Araçlardan biri, bankaların birbirlerinden borç almak için ücretlendirdiği faiz oranının düşürülmesidir. Bu eylem aynı zamanda tüm faiz oranlarını da düşürür, bu da borçluların aynı maliyetle daha büyük krediler almasına olanak tanır. Krediler çok ucuzladığında, çok fazla para çok az malı kovalar ve enflasyon yaratır. Ne talep ne de arz değişmese de fiyatlar genel olarak artar.

Maliye veya para politikasındaki değişikliklerin otomatik olarak enflasyona neden olmadığını unutmamak önemlidir. Sonuçta talep yönlü enflasyon birçok faktörün karmaşık etkileşiminden kaynaklanır ve bu politikaların genellikle enflasyonu kontrol etmek için bu faktörlerle etkileşime girmesi amaçlanır. Bu, Büyük Durgunluk sırasında enflasyonu uzak tutmak için oldukça işe yaradı ancak COVID-19’a yanıt olarak pek işe yaramadı. Bu muhtemelen pandemi sırasında ortaya çıkan benzersiz maliyet itici faktörlerden kaynaklanmaktadır.

Maliyet Kaynaklı Enflasyon

İkinci neden ise maliyet kaynaklı enflasyondur. Bu durum yalnızca üreticinin fiyatları artırmasına olanak sağlayacak yeterli talebin yanı sıra arz sıkıntısı da olduğunda ortaya çıkar.

Arz tarafında enflasyona katkıda bulunan birçok faktör vardır. Örneğin, 2020’de salgının neden olduğu gibi küresel tedarik zincir kesintileri maliyet enflasyonuna yol açabilir.

Tekeller aynı zamanda maliyet enflasyonuna da katkıda bulunabilir çünkü tekel bir mal veya hizmetin tüm arzını kontrol eder. Bu nedenle rekabetin korunması hakkındaki kanun 1994’de yürürlüğü girmiştir.2

Doğal afetler, üretim tesislerine zarar vererek geçici maliyet enflasyonu yaratır. Katrina Kasırgası’ndan sonra petrol rafinerilerinin başına gelen de budur. Genel olarak, doğal kaynakların tükenmesi maliyet enflasyonunun büyüyen bir nedenidir. Örneğin aşırı avlanma deniz ürünleri arzını azaltır ve fiyatları artırır.

Hükümet düzenlemeleri ve vergilendirme de arzı azaltabilir.
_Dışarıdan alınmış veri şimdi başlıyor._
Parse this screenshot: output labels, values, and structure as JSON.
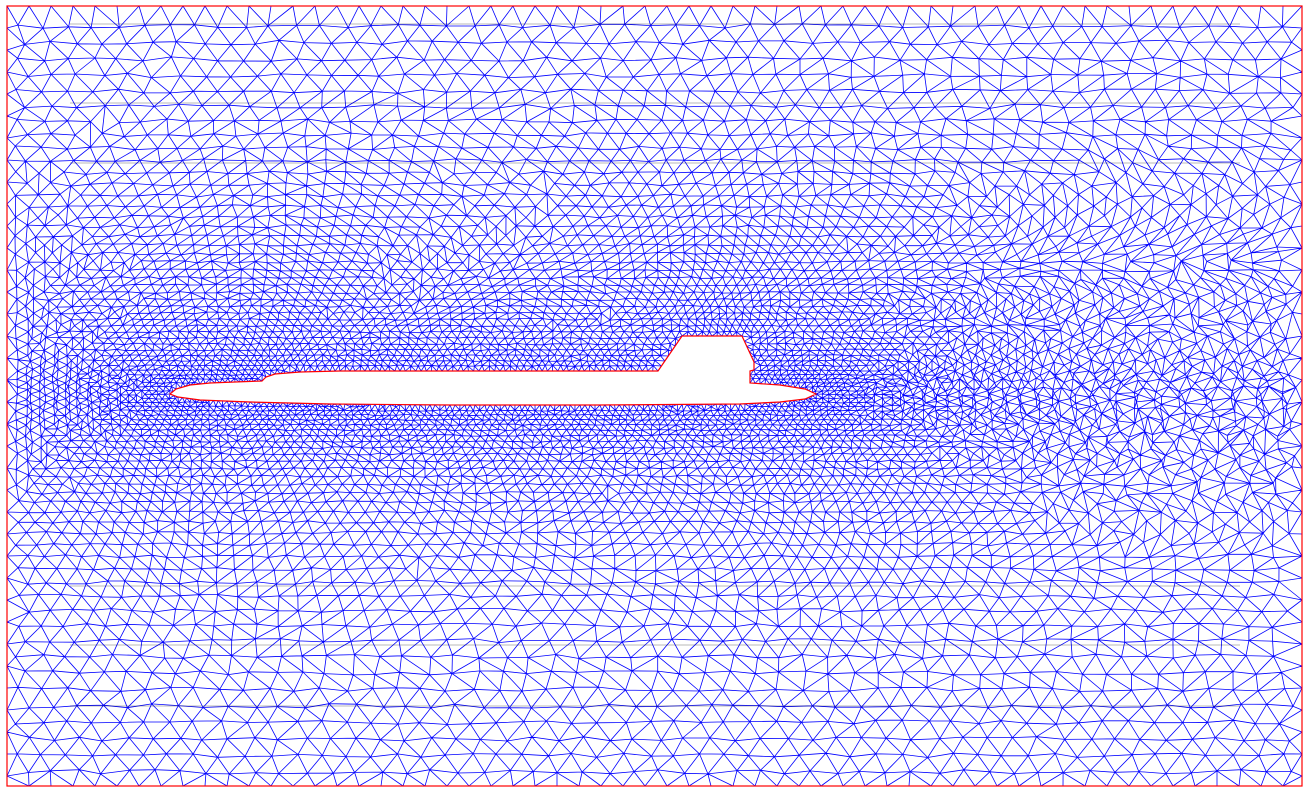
{
  "figure": {
    "kind": "triangular-mesh",
    "subject": "submarine-hull",
    "colors": {
      "background": "#ffffff",
      "mesh_edges": "#0000ff",
      "boundary": "#ff0000",
      "horizontal_lines": "#000000"
    },
    "legend": "none",
    "grid": false
  }
}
Örneğin, 2018’de ABD tarifeleri ithal çelik arzını azalttı. Bu durum üretilen parçalarda kıtlık yarattı ve bazı üreticiler fiyatları artırdı. 2008 yılında, mısır etanolü üretmeye yönelik sübvansiyonlar, gıda olarak kullanılabilen mısır miktarını azalttı. Bu kıtlık gıda fiyatlarında enflasyona neden oldu.

Bir ülke kendi para biriminin döviz kurlarını düşürdüğünde, bu aynı zamanda ithalatta maliyet enflasyonu da yaratabilir. Bu da yabancı malların yerli mallara göre daha pahalı olmasını sağlıyor.

Bazı ekonomistler artan ücretlerin arz yönlü enflasyona neden olabilecek başka bir faktör olduğuna işaret ediyor. Bu teori, şirketlerin çalışanların ücretlerini artırma konusunda baskı hissettiklerinde, genellikle bu maliyetleri karşılamak için fiyatları artırarak yanıt vereceklerini belirtmektedir. Enflasyonist baskının ana kaynağı olarak buna güçlü bir destek olmadığını belirtmek önemlidir.

Temel Çıkarımlar

  • Enflasyonun iki ana türü vardır: talep artışı ve maliyet artışı.
  • Talep enflasyonu, tüketicilerin harcayacak daha fazla parası olduğunda veya ürün ve hizmetleri satın almaya teşvik edildiğinde ortaya çıkar.
  • Maliyet enflasyonu, arz azaldığında ve üreticiler üretim maliyetlerini dengelemek için fiyatları artırdığında ortaya çıkar.